Alba acepta que a veces tiende a sobredimensionar comportamientos ajenos. Pero boba no es y sabe reconocer cuando algo raro pasa. De un tiempo para acá viene notando cambios en el personal joven con quienes comparte espacio laboral. ¿O se lo estará imaginando?
El combo menor de 30 años es, por cierto, mayoría en la empresa. No hay uno solo que haya ingresado simultáneamente o antes de Alba. Eso no había sido problema para una agradable convivencia hasta que ella empezó a percatarse o, mejor, a sentir eso que llaman mala vibra en el ambiente.

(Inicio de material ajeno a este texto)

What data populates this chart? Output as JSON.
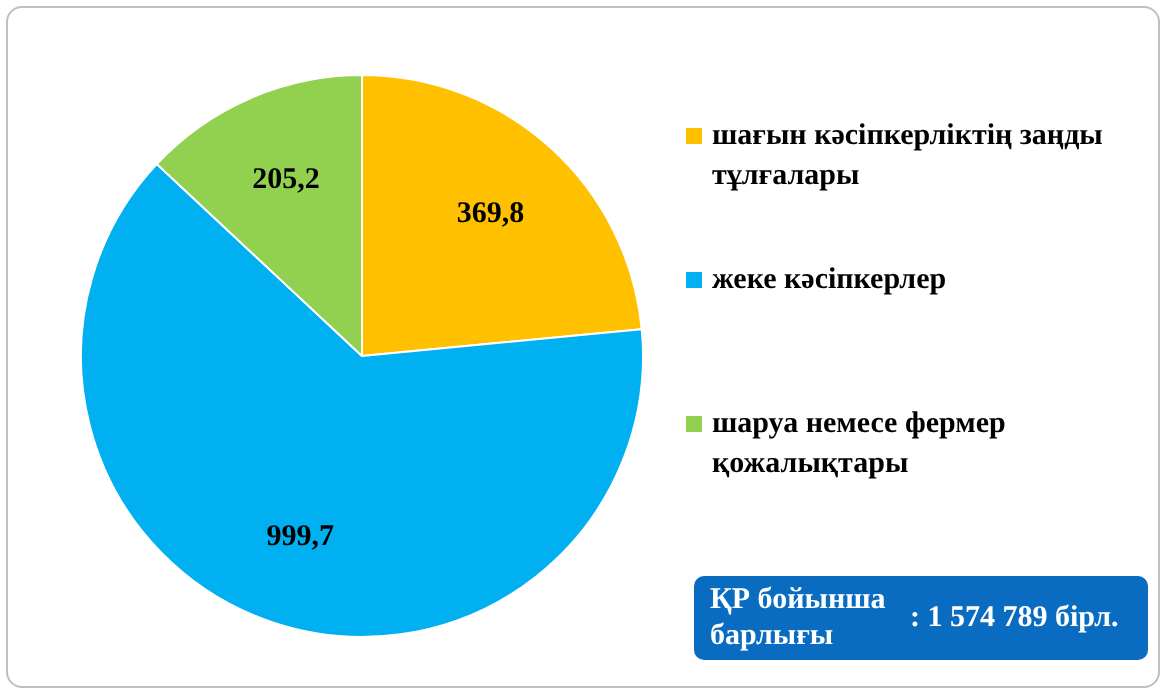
{
  "chart_data": {
    "type": "pie",
    "categories": [
      "шағын кәсіпкерліктің заңды тұлғалары",
      "жеке кәсіпкерлер",
      "шаруа немесе фермер қожалықтары"
    ],
    "values": [
      369.8,
      999.7,
      205.2
    ],
    "colors": [
      "#ffc000",
      "#00b0f0",
      "#92d050"
    ],
    "value_labels": [
      "369,8",
      "999,7",
      "205,2"
    ],
    "legend": "right",
    "annotations": [
      "ҚР бойынша барлығы",
      ": 1 574 789 бірл."
    ]
  }
}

Comenzó con el saludo. Ella siempre es la primera en llegar a la oficina. Prácticamente todo el mundo le da los buenos días. Eso no cambió. Tampoco las palabras ni la frecuencia... Pero había algo en el tono. O mejor, en el tonito. Del genuino interés se pasó a sentir una mera y casi que forzada cortesía. ¿O se lo estaba imaginando? Luego vino esa extraña sensación de ser el tema de diálogos ajenas. El silencio repentino cuando llegaba al grupo que conversaba. Los cuchicheos a la distancia donde por alguna razón se sentía observada e incluso señalada. ¿O se lo estaba imaginando?
La situación llegó a algún punto entre exclusión social, me estoy inventando pendejadas y un cuadro psiquiátrico de paranoia. Una cuarta opción fue el consejo de una amiga (con prejuicio incluido). “Esos jóvenes de ahora se ofenden por todo. ¿Será que usted hizo o dijo algo que los incomodó? Piense a ver”.
En principio, la alternativa no convenció del todo a nuestra protagonista. Pero un día llegó a trabajar y el resto de la gente... no llegó. Aparecieron mucho después. Muy cortésmente le explicaron que, la noche anterior, habían organizado un encuentro en otro lugar para festejar algo. Y sí, la habían llamado.
Verificó en su teléfono. Efectivamente aparecía la comunicación, poco antes de la medianoche, cuando Alba normalmente llevaba de dos a tres horas dormida. La reunión se coordinó por un grupo de mensajería electrónica. Ella todavía no estaba incluida, pero eso lo iban a solucionar de inmediato. Lo utilizaban (el grupo) para tratar temas tanto laborales como sociales, sobre todo en altas horas de la noche.
Esas palabras dispararon la epifanía. ¡Claro. Eso es! Semanas antes, durante un receso laboral alrededor del café, las y los jóvenes contertulios se despacharon contra lo que ellos calificaban de anacrónica costumbre. Madrugar. Citaron investigaciones que relacionaban incrementos en la productividad y la eficiencia con aplazamientos en la hora de inicio de la jornada laboral. Mencionaron un proyecto de ley para que los colegios comenzaran sus actividades más tarde. Alguno criticó una cultura que romantiza levantarse al amanecer, en detrimento de acostarse tarde y dormir hasta ídem, sin ninguna base científica.
Cuando a Alba le preguntaron su opinión, ella hizo algo que en tiempos actuales es un comportamiento de alto riesgo: dijo lo que pensaba. Habló de un hábito madrugador inculcado desde la infancia. De productividad ligada a trabajar con la mente recién levantada y del ambiente silencioso y tranquilo que ofrece el amanecer. De la resiliencia de los niños. De que no todos funcionan igual en los mismos horarios.
Incluso intentó hacer un chiste con su nombre, Alba, porque el alba era su mejor momento. El chiste no salió bien y sus comentarios tampoco. Y aunque nadie le cuestionó su punto de vista, se formaron dos bandos. Los levanta tarde y la madrugadora. Esa que, al no encajar en el pensamiento mayoritario, está siendo sutilmente dejada de lado.
Ahora es Alba, la excluida ¿O se lo estará imaginando?